"Of course not; but you'll excuse me if I don't yet see—"

"To be sure you don't until I have explained. Well, you see, men are so particular about what they eat and drink, and are always thinking about it—I don't mean poets, of course. I suppose you, for instance, only think about gossamer and things."

"I don't know that I think much about gossamer," said Mr. Moggridge.

"Well, moonbeams, then. But Fred is different. Ever since he left Chicago he has been talking about that tea. I wonder you never heard him."

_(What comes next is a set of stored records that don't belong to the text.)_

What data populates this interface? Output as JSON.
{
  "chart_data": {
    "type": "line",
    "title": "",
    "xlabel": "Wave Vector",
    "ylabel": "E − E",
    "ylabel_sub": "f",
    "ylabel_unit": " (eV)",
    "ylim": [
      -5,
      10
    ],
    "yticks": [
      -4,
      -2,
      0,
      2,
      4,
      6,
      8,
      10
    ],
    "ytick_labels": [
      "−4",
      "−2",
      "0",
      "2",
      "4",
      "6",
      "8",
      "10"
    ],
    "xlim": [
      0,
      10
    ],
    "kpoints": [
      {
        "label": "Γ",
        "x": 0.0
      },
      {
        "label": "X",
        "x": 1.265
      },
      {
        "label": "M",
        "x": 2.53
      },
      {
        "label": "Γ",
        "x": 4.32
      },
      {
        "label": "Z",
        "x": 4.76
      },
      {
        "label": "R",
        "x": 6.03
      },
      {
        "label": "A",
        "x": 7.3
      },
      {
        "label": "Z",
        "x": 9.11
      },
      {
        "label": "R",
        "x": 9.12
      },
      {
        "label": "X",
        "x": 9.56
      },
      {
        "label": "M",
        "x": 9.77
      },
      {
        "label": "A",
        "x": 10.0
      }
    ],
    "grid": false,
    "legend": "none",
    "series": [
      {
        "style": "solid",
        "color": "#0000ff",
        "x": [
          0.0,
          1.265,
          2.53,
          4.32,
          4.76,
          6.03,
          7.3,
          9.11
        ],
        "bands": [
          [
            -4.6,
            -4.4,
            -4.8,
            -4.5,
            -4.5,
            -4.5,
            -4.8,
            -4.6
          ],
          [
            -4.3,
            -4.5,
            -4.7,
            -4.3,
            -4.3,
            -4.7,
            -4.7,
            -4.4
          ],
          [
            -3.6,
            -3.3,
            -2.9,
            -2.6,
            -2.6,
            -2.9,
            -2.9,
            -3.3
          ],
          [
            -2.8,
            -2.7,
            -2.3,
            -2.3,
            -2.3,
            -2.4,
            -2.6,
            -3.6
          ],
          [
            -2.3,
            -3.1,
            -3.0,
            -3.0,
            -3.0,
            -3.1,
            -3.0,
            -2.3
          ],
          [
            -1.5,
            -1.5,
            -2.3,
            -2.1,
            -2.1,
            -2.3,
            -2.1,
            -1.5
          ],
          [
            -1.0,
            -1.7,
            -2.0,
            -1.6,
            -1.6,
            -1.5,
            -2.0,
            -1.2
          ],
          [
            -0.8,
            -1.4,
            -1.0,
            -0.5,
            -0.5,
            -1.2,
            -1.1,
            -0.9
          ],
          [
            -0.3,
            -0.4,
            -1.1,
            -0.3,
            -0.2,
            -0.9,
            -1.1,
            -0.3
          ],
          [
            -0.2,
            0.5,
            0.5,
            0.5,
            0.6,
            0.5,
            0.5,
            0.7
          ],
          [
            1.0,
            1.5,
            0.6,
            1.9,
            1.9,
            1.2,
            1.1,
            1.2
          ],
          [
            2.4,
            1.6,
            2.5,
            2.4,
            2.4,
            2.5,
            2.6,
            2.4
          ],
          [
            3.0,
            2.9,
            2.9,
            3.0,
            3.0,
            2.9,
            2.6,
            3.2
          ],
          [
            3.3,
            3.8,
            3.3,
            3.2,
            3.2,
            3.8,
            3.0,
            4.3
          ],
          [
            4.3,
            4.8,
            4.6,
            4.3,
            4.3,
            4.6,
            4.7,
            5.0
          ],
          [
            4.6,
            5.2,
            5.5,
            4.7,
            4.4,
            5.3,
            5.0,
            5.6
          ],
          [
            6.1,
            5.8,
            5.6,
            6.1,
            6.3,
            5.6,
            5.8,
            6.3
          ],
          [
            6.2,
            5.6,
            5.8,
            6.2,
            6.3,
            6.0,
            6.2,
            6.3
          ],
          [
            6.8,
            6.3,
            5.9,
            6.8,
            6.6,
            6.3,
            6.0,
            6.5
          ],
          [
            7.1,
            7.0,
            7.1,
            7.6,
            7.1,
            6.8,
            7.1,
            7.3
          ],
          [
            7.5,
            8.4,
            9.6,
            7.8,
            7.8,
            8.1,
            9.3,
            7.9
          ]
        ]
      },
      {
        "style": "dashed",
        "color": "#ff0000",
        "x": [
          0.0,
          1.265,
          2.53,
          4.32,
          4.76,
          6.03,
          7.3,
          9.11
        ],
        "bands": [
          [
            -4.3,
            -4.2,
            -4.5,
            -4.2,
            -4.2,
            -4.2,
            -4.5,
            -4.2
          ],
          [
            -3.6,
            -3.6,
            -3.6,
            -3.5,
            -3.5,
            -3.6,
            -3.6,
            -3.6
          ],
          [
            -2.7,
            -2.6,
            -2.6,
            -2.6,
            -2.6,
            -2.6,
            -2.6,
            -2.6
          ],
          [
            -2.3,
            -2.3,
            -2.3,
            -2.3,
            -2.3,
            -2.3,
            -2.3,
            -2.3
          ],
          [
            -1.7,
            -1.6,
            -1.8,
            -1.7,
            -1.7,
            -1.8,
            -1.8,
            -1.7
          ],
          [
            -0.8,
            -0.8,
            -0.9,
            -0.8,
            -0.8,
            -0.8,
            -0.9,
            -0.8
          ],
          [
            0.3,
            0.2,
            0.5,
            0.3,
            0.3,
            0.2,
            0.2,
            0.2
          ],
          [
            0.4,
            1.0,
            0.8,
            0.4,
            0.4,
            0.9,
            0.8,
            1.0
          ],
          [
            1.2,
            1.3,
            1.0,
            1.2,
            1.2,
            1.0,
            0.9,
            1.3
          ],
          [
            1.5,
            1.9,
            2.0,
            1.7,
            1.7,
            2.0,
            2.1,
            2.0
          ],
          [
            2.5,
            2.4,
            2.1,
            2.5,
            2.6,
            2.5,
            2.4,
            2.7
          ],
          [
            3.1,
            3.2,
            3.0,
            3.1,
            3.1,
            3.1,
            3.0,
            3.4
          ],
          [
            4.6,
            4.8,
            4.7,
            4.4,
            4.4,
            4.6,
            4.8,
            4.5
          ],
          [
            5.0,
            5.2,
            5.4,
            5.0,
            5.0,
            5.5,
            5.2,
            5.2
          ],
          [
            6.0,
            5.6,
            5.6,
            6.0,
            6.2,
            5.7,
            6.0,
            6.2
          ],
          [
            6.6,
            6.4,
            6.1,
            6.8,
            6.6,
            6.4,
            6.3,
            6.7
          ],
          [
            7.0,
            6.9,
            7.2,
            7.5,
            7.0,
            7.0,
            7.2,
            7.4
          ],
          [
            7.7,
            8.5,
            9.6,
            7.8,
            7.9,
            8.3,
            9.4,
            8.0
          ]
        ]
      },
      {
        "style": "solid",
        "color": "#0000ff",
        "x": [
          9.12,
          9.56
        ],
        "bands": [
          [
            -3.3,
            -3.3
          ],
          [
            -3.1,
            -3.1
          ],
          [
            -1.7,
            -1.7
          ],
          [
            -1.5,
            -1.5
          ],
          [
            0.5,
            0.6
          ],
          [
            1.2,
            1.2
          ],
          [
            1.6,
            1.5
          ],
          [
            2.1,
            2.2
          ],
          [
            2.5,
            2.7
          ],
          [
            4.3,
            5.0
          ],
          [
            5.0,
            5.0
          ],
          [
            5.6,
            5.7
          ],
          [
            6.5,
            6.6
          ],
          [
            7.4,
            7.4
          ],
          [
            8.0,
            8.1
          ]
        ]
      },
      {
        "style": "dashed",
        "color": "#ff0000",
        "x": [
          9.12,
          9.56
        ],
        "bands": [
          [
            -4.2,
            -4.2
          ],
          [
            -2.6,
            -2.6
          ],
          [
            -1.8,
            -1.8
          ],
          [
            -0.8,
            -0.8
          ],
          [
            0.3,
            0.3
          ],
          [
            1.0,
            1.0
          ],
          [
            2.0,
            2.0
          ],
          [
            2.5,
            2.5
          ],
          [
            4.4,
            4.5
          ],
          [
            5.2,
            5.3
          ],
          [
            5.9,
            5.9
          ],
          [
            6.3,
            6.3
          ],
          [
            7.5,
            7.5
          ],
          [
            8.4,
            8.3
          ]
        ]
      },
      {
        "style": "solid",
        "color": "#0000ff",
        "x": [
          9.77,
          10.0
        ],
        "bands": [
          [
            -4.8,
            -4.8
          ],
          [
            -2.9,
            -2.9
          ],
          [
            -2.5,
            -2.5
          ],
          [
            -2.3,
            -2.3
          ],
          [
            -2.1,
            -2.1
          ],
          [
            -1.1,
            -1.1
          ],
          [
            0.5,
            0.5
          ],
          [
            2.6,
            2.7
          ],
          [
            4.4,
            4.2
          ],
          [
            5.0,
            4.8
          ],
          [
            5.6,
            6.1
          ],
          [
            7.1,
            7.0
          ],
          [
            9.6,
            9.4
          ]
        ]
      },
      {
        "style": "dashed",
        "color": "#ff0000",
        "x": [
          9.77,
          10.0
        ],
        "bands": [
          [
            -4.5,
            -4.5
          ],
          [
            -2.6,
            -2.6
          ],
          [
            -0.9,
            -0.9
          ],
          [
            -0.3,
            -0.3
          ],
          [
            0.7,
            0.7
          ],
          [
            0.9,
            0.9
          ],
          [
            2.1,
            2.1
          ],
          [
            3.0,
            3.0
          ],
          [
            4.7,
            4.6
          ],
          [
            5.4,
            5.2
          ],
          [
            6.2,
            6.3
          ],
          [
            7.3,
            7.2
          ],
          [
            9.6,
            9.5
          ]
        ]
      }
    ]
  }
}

"I have not, to my knowledge."

"No? Well, at last, finding it couldn't be bought in England, he sent across for a chest. We had the invoice a few days ago, and here it is."

Mrs. Goodwyn-Sandys produced a scrap of paper, and went on—

"You see, it's coming in a ship called the Maryland, and ought to be here about this time. Well, Fred was looking through his telescope before breakfast this morning—he's always looking through a telescope now, and knows, I believe, every rig of every vessel in the world—when he calls out, 'Hullo! American barque!' in his short way. Of course, I didn't know at first what he meant, and mixed it up with that stuff—Peruvian bark, isn't it?—that you give to your child, if you have one, and do not let it untimely die, or something of the sort. But afterwards he shouted, 'I shouldn't wonder if she's the Maryland;' and then I understood, and it struck me that it would be so nice to come to you and pay the 'duty,' or whatever you call it, on the tea, and at the same time, if you were very good, you would take me over the ship with you, and show me how you did your work. It's very complicated, I daresay: but I'll be quiet as a mouse, and won't interrupt you at all."

She paused for breath. The Collector smiled, and handed back the invoice.

"It seems all right," he said. "Let us hurry to the Custom House. An hour in your company, Geraldine, will transfigure even the dull round of duty."